So why is it that we’re all convinced we’ve failed? Why is it that we feel we have not lived up to expectations, or that we could have been so much more? Why is it that in my mind when people told me “you have a lot of potential” I heard “if you don’t achieve fame and success by the end of college you suck”? Why is it that for all of my generation I get the feeling that we expected ourselves to be child prodigies who would excel at something from the time of birth and blow past every other person in that field by the time we were 18?

 

I can’t answer these questions entirely on my own. I don’t have sociological research to back any of this up, but I do have suggestions and possibilities. When I was young, I was told over and over of my own potential. I grew up in an era when telling a kid they could do anything was the norm. Dreaming big was expected and encouraged. I was told that if I work hard, I can accomplish whatever I set my mind to. Now I have no problem with parents encouraging their kids to dream, but telling me over and over that I can accomplish anything is simply a lie.
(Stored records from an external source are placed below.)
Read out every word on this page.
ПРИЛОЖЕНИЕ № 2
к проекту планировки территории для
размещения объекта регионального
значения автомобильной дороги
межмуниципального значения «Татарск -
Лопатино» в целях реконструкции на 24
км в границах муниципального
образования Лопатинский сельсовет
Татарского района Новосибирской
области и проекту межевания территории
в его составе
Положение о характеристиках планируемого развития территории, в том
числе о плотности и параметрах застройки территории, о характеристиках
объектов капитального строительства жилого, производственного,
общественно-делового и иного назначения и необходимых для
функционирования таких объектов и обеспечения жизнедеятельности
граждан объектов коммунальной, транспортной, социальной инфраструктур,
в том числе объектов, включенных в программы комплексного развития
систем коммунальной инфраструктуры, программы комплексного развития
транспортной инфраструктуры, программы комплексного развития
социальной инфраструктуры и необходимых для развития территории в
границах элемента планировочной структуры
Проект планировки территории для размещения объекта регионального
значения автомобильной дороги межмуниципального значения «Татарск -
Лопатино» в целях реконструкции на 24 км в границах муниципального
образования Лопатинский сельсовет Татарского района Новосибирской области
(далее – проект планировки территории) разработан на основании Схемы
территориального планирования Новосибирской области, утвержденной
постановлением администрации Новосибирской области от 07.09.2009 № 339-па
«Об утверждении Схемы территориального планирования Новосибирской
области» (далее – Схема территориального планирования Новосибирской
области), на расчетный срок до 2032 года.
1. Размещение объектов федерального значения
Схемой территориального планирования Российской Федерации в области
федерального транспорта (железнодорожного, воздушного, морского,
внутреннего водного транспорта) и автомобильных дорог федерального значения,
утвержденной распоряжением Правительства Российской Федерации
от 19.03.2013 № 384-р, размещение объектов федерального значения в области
Things are out of our hands sometimes, and wishing and trying and working doesn’t change that. I was propped up all my life: told by teachers that I was so smart, told by parents that I was special and amazing. I don’t regret for a second the support that I had from these people, but I wish that I had a piece of reality thrown in there: that as talented as I am, as smart as I am, as loved and supported as I am, things will still not always go my way.

 

I think of Dr Seuss’ book The Places You’ll Go. For a kids’ book this fucker is remarkably insightful. Because despite being full of support and love and excitement, it acknowledges that even someone as brainsy and footsy as you can get in trouble sometimes. I don’t feel like I had that. Somewhere along the way, my generation go the message that we could control our futures if we just worked hard enough and did things right enough. Which means that if things didn’t go our way, we must have done something wrong. We must have failed.

 

I see this in the way that we talk about college (always about getting into a top school, not getting into a school you like), the way we talk about jobs (how much are you making out of college), the way we talk about degrees (how many things did you major in? what’s your GPA? How many jobs did you have?), the way we talk about grad school (can you get funding for it? How much more will it make you?)…we don’t ask people questions like “are you enjoying yourself? Do you have good friends? Are you doing something you love?” So despite the fact that I spent 3 years studying something that I find absolutely fascinating, I’m a failure because I have not gone on to start a Ph.D at Berkeley, or because I have not published, or because I have not…xyz.

 

I wish we could stop feeling like we’ve failed. I wish we could change the dialogue from “what are you accomplishing” to “what are you enjoying”. I wish we could stop feeling we need to be the best. If I have any hope for the next generation, it’s that they’re empowered to know they have opportunities and abilities unlike anyone else in the world, but that they also learn to accept. Change always comes first from acceptance.